Donna began special education at age 3 in schools on Long Island. When she reached her mid-teens, her parents did not think she was getting anything out of the special classes, so they enrolled her in the local public high school, which had tracks for children with special needs. She learned typing, filing, collating, packaging and other skills which make her an asset in the family business. She stayed in school until she was 21, and received a standing ovation from the other students at graduation.
"Wherever she has gone, she has been loved," says her mother. "I don't know anybody who does not love Donna. Her behavior has always been exemplary, which isn't always the case with children with her condition. She presents herself well, always insists on being well dressed, and interacts with people well. People see in her a peaceful and serene person."
Recently, an artist who was exhibiting her dolls at the store said to her, "Donna, you must really love dolls." She responded, "Not really. Not so much any more," referring to her intensified love of religious objects since her consecration. Her collection at home features an array of saints' statues and other religious objects, including a doll of Padre Pio, the Capuchin monk who bore the stigmata, and a fair likeness of Pope John Paul II, whom she calls "my Holy Father."

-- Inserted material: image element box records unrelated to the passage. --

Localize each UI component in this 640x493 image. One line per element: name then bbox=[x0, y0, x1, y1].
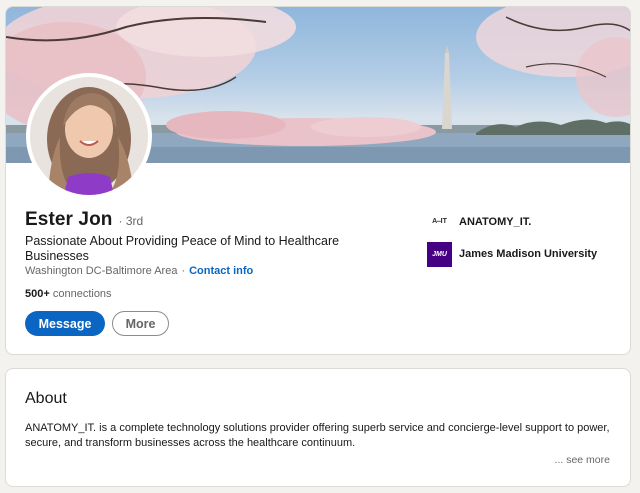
anatomy-it-logo: A⎯IT bbox=[427, 209, 452, 235]
experience-summary: A⎯IT ANATOMY_IT. JMU James Madison Unive… bbox=[427, 209, 623, 273]
profile-photo-illustration bbox=[30, 77, 148, 195]
more-button[interactable]: More bbox=[112, 311, 169, 336]
school-name: James Madison University bbox=[459, 248, 598, 260]
profile-headline: Passionate About Providing Peace of Mind… bbox=[25, 234, 340, 263]
about-text: ANATOMY_IT. is a complete technology sol… bbox=[25, 422, 610, 449]
experience-item-anatomy-it[interactable]: A⎯IT ANATOMY_IT. bbox=[427, 209, 623, 235]
message-button[interactable]: Message bbox=[25, 311, 105, 336]
about-card: About ANATOMY_IT. is a complete technolo… bbox=[5, 368, 631, 487]
location-row: Washington DC-Baltimore Area · Contact i… bbox=[25, 265, 253, 277]
profile-card: Ester Jon · 3rd Passionate About Providi… bbox=[5, 6, 631, 355]
contact-info-link[interactable]: Contact info bbox=[189, 265, 253, 277]
connections-count[interactable]: 500+ connections bbox=[25, 288, 112, 300]
connections-number: 500+ bbox=[25, 288, 50, 300]
connection-degree: · 3rd bbox=[118, 214, 144, 228]
location-separator: · bbox=[181, 265, 186, 277]
location-text: Washington DC-Baltimore Area bbox=[25, 265, 178, 277]
see-more-link[interactable]: ... see more bbox=[555, 454, 610, 466]
connections-label: connections bbox=[52, 288, 112, 300]
company-name: ANATOMY_IT. bbox=[459, 216, 532, 228]
name-row: Ester Jon · 3rd bbox=[25, 209, 143, 231]
profile-actions: Message More bbox=[25, 311, 169, 336]
about-heading: About bbox=[25, 390, 67, 407]
profile-photo[interactable] bbox=[26, 73, 152, 199]
jmu-logo: JMU bbox=[427, 241, 452, 267]
profile-name: Ester Jon bbox=[25, 209, 113, 230]
experience-item-jmu[interactable]: JMU James Madison University bbox=[427, 241, 623, 267]
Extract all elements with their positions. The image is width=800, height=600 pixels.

She has many pictures of herself with Mother Angelica, taken during her two visits to EWTN. The two took an instant liking to one another, and Donna expressed to Mother a deep desire to become a cloistered nun. Donna carries everywhere a well-worn book of meditations written by Mother Angelica, and often watches EWTN.

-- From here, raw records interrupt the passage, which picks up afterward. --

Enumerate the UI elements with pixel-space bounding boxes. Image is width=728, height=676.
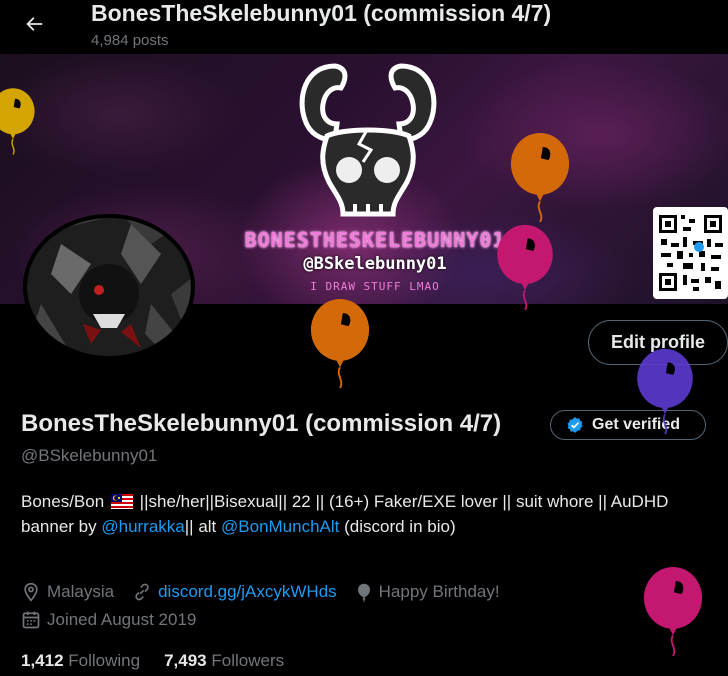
profile-meta-row: Malaysia discord.gg/jAxcykWHds Happy Bir…: [21, 582, 518, 602]
bio-text-1: Bones/Bon: [21, 492, 105, 511]
website-link[interactable]: discord.gg/jAxcykWHds: [158, 582, 337, 602]
website: discord.gg/jAxcykWHds: [132, 582, 337, 602]
joined-text: Joined August 2019: [47, 610, 197, 629]
location-text: Malaysia: [47, 582, 115, 601]
verified-badge-icon: [567, 417, 583, 433]
back-button[interactable]: [16, 6, 52, 42]
profile-display-name: BonesTheSkelebunny01 (commission 4/7): [21, 410, 502, 437]
bio-link-bonmunchalt[interactable]: @BonMunchAlt: [221, 517, 339, 536]
post-count: 4,984 posts: [91, 32, 169, 49]
followers-link[interactable]: 7,493 Followers: [164, 651, 284, 671]
birthday-balloon-pink: [497, 224, 553, 310]
location: Malaysia: [21, 582, 114, 602]
birthday-balloon-orange: [510, 132, 570, 222]
followers-label: Followers: [211, 651, 285, 670]
calendar-icon: [22, 611, 40, 629]
header-display-name: BonesTheSkelebunny01 (commission 4/7): [91, 0, 552, 26]
joined-date: Joined August 2019: [21, 610, 196, 630]
birthday-balloon-yellow: [0, 88, 35, 155]
birthday-balloon-pink-2: [643, 566, 703, 656]
bio-text-2: ||she/her||Bisexual|| 22 || (16+) Faker/…: [139, 492, 669, 511]
profile-handle: @BSkelebunny01: [21, 446, 158, 465]
following-label: Following: [68, 651, 141, 670]
bio-text-5: (discord in bio): [344, 517, 456, 536]
birthday-balloon-purple: [637, 348, 693, 434]
following-count: 1,412: [21, 651, 64, 670]
link-icon: [135, 583, 149, 601]
birthday-balloon-orange-2: [310, 298, 370, 388]
bio-link-hurrakka[interactable]: @hurrakka: [101, 517, 184, 536]
followers-count: 7,493: [164, 651, 207, 670]
location-pin-icon: [24, 582, 38, 602]
birthday: Happy Birthday!: [355, 582, 500, 602]
skull-bunny-logo: [299, 63, 437, 217]
profile-bio: Bones/Bon ||she/her||Bisexual|| 22 || (1…: [21, 489, 701, 539]
arrow-left-icon: [26, 17, 43, 31]
birthday-text: Happy Birthday!: [378, 582, 500, 601]
profile-header-bar: BonesTheSkelebunny01 (commission 4/7) 4,…: [0, 0, 728, 54]
bio-text-3: banner by: [21, 517, 97, 536]
bio-text-4: || alt: [184, 517, 217, 536]
balloon-icon: [357, 583, 370, 602]
follow-stats: 1,412 Following 7,493 Followers: [21, 651, 284, 671]
following-link[interactable]: 1,412 Following: [21, 651, 140, 671]
avatar-image: [23, 214, 195, 360]
qr-code-icon: [659, 215, 723, 291]
malaysia-flag-icon: [110, 494, 133, 509]
avatar[interactable]: [21, 214, 197, 360]
qr-code: [653, 207, 728, 299]
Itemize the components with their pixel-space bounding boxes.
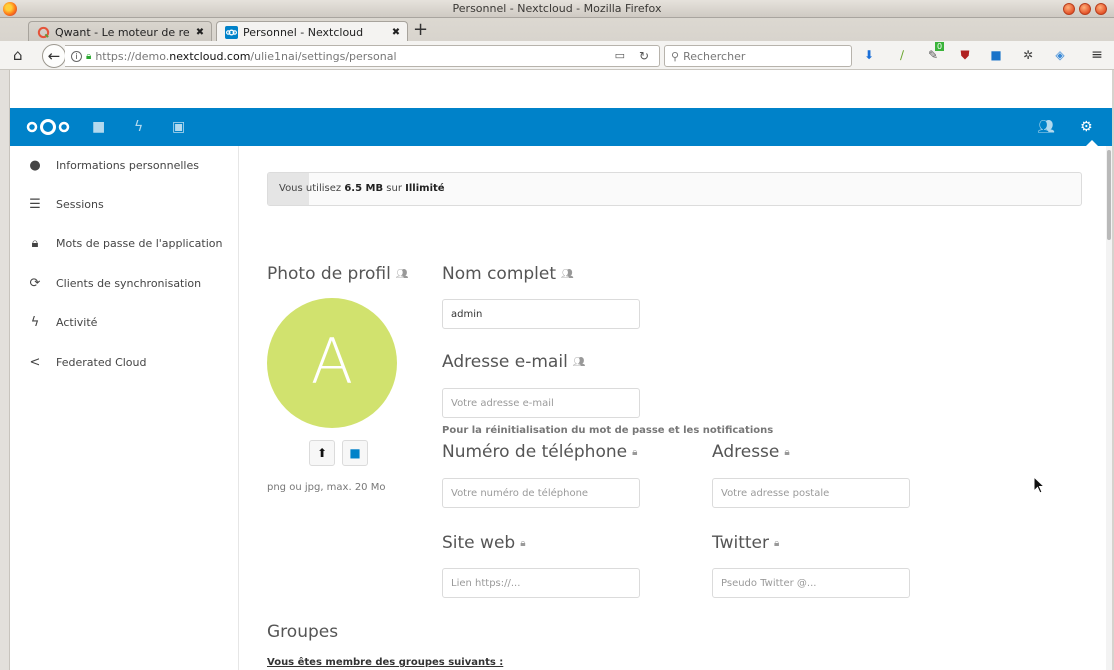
nextcloud-logo-icon[interactable] xyxy=(26,118,70,136)
avatar: A xyxy=(267,298,397,428)
contacts-scope-icon[interactable]: 👥︎ xyxy=(561,269,574,280)
website-field[interactable]: Lien https://... xyxy=(442,568,640,598)
diamond-icon[interactable]: ◈ xyxy=(1053,48,1067,62)
twitter-field[interactable]: Pseudo Twitter @... xyxy=(712,568,910,598)
activity-icon: ϟ xyxy=(30,314,40,330)
puzzle-icon[interactable]: ✲ xyxy=(1021,48,1035,62)
settings-gear-icon[interactable]: ⚙ xyxy=(1080,119,1093,135)
sidebar-item-personal-info[interactable]: ● Informations personnelles xyxy=(10,146,239,184)
sidebar-item-label: Informations personnelles xyxy=(56,158,199,172)
fullname-heading: Nom complet 👥︎ xyxy=(442,264,574,284)
sidebar-item-activity[interactable]: ϟ Activité xyxy=(10,303,239,341)
settings-content: Vous utilisez 6.5 MB sur Illimité Photo … xyxy=(240,146,1106,670)
url-text: https://demo.nextcloud.com/ulie1nai/sett… xyxy=(95,49,397,63)
tab-label: Personnel - Nextcloud xyxy=(243,26,364,39)
lock-icon[interactable]: 🔒︎ xyxy=(520,538,525,549)
qwant-favicon-icon xyxy=(37,26,50,38)
navigation-toolbar: ⌂ ← i 🔒︎ https://demo.nextcloud.com/ulie… xyxy=(0,41,1114,70)
leaf-icon[interactable]: ∕ xyxy=(895,48,909,62)
tab-label: Qwant - Le moteur de re xyxy=(55,25,190,39)
quota-text: Vous utilisez 6.5 MB sur Illimité xyxy=(279,183,445,194)
activity-app-icon[interactable]: ϟ xyxy=(134,119,143,135)
search-icon: ⚲ xyxy=(671,49,680,63)
search-input[interactable]: ⚲ Rechercher xyxy=(664,45,852,67)
lock-icon: 🔒︎ xyxy=(31,235,39,251)
tab-qwant[interactable]: Qwant - Le moteur de re ✖ xyxy=(28,21,212,42)
window-titlebar: Personnel - Nextcloud - Mozilla Firefox xyxy=(0,0,1114,18)
info-icon[interactable]: i xyxy=(71,50,82,62)
nextcloud-header: ■ ϟ ▣ 👥︎ ⚙ xyxy=(10,108,1112,146)
scrollbar-thumb[interactable] xyxy=(1107,150,1111,240)
close-tab-icon[interactable]: ✖ xyxy=(389,27,403,38)
close-tab-icon[interactable]: ✖ xyxy=(193,27,207,38)
lock-icon[interactable]: 🔒︎ xyxy=(784,447,789,458)
new-tab-icon[interactable]: + xyxy=(413,21,428,39)
contacts-icon[interactable]: 👥︎ xyxy=(1037,119,1055,135)
phone-heading: Numéro de téléphone 🔒︎ xyxy=(442,442,638,462)
lock-icon[interactable]: 🔒︎ xyxy=(774,538,779,549)
email-hint: Pour la réinitialisation du mot de passe… xyxy=(442,425,774,436)
sidebar-item-sync-clients[interactable]: ⟳ Clients de synchronisation xyxy=(10,264,239,302)
sync-icon: ⟳ xyxy=(29,275,41,291)
user-icon: ● xyxy=(29,157,41,173)
sidebar-item-app-passwords[interactable]: 🔒︎ Mots de passe de l'application xyxy=(10,224,239,262)
contacts-scope-icon[interactable]: 👥︎ xyxy=(396,269,409,280)
sidebar-item-sessions[interactable]: ☰ Sessions xyxy=(10,185,239,223)
tab-nextcloud[interactable]: Personnel - Nextcloud ✖ xyxy=(216,21,408,43)
email-field[interactable]: Votre adresse e-mail xyxy=(442,388,640,418)
lock-icon[interactable]: 🔒︎ xyxy=(632,447,637,458)
reload-icon[interactable]: ↻ xyxy=(639,49,649,63)
ublock-icon[interactable]: ⛊ xyxy=(958,48,972,62)
sidebar-item-label: Activité xyxy=(56,315,98,329)
maximize-button[interactable] xyxy=(1079,3,1091,15)
sidebar-item-label: Clients de synchronisation xyxy=(56,276,202,290)
sidebar-item-label: Federated Cloud xyxy=(56,355,147,369)
fullname-field[interactable]: admin xyxy=(442,299,640,329)
groups-heading: Groupes xyxy=(267,622,339,642)
website-heading: Site web 🔒︎ xyxy=(442,533,526,553)
email-heading: Adresse e-mail 👥︎ xyxy=(442,352,586,372)
window-title: Personnel - Nextcloud - Mozilla Firefox xyxy=(452,2,662,15)
settings-sidebar: ● Informations personnelles ☰ Sessions 🔒… xyxy=(10,146,239,670)
addon-badge: 0 xyxy=(935,42,945,51)
share-icon: < xyxy=(29,354,41,370)
home-icon[interactable]: ⌂ xyxy=(13,47,23,63)
mouse-cursor-icon xyxy=(1033,476,1045,494)
phone-field[interactable]: Votre numéro de téléphone xyxy=(442,478,640,508)
back-button[interactable]: ← xyxy=(42,44,66,68)
photo-heading: Photo de profil 👥︎ xyxy=(267,264,409,284)
upload-avatar-button[interactable]: ⬆ xyxy=(309,440,335,466)
download-icon[interactable]: ⬇ xyxy=(862,48,876,62)
window-frame-left xyxy=(0,70,10,670)
photo-format-hint: png ou jpg, max. 20 Mo xyxy=(267,482,386,493)
files-icon[interactable]: ■ xyxy=(92,119,105,135)
lock-icon: 🔒︎ xyxy=(86,50,92,62)
addon-icon[interactable]: ✎ 0 xyxy=(926,42,945,62)
sidebar-item-federated-cloud[interactable]: < Federated Cloud xyxy=(10,343,239,381)
quota-bar: Vous utilisez 6.5 MB sur Illimité xyxy=(267,172,1082,206)
minimize-button[interactable] xyxy=(1063,3,1075,15)
reader-view-icon[interactable]: ▭ xyxy=(615,49,625,62)
bookmark-s-icon[interactable]: ■ xyxy=(989,48,1003,62)
search-placeholder: Rechercher xyxy=(683,49,746,63)
address-heading: Adresse 🔒︎ xyxy=(712,442,790,462)
nextcloud-favicon-icon xyxy=(225,26,238,39)
list-icon: ☰ xyxy=(29,196,41,212)
sidebar-item-label: Sessions xyxy=(56,197,104,211)
close-window-button[interactable] xyxy=(1095,3,1107,15)
gallery-icon[interactable]: ▣ xyxy=(172,119,185,135)
url-bar[interactable]: i 🔒︎ https://demo.nextcloud.com/ulie1nai… xyxy=(65,45,660,67)
menu-icon[interactable]: ≡ xyxy=(1090,48,1104,62)
address-field[interactable]: Votre adresse postale xyxy=(712,478,910,508)
choose-from-files-button[interactable]: ■ xyxy=(342,440,368,466)
contacts-scope-icon[interactable]: 👥︎ xyxy=(573,357,586,368)
sidebar-item-label: Mots de passe de l'application xyxy=(56,236,223,250)
groups-subtitle: Vous êtes membre des groupes suivants : xyxy=(267,657,504,668)
twitter-heading: Twitter 🔒︎ xyxy=(712,533,780,553)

"I think Mother Angelica has influenced our daughter very deeply," says Dorothy Camilleri. "She is a very holy and deeply spiritual nun. She took Donna in her arms and talked to her like her own daughter. I wasn't surprised that Donna wanted to take the religious name Sister Angelica."
Growing up with Donna as the youngest has made all her siblings especially sensitive to people with handicaps. More generally, they have felt called to witness to the deep love Christ has for His "little ones." One of Donna's brothers lives at home and helps with the bookkeeping for the store. Her three other brothers and three sisters live in or around Long Island. One sister, Marijane, is temporarily in Rome, studying for a doctorate in canon law at the Angelicum. She has a civil law degree and is a member of the bar in Pennsylvania.
"They all take great pleasure in being with her," says her mother, "and have told me many times how empty their lives would be without her. I sometimes worry for the future. If I should predecease Donna, what would happen to her? All of my other children have said that they would take her into their homes. Marijane has said to me that as a single woman, she sees that it is her special calling to take care of Donna if anything should happen to me. That's so comforting to know. But I guess I still have the feeling like any mother, that no one can quite do it the same as I can."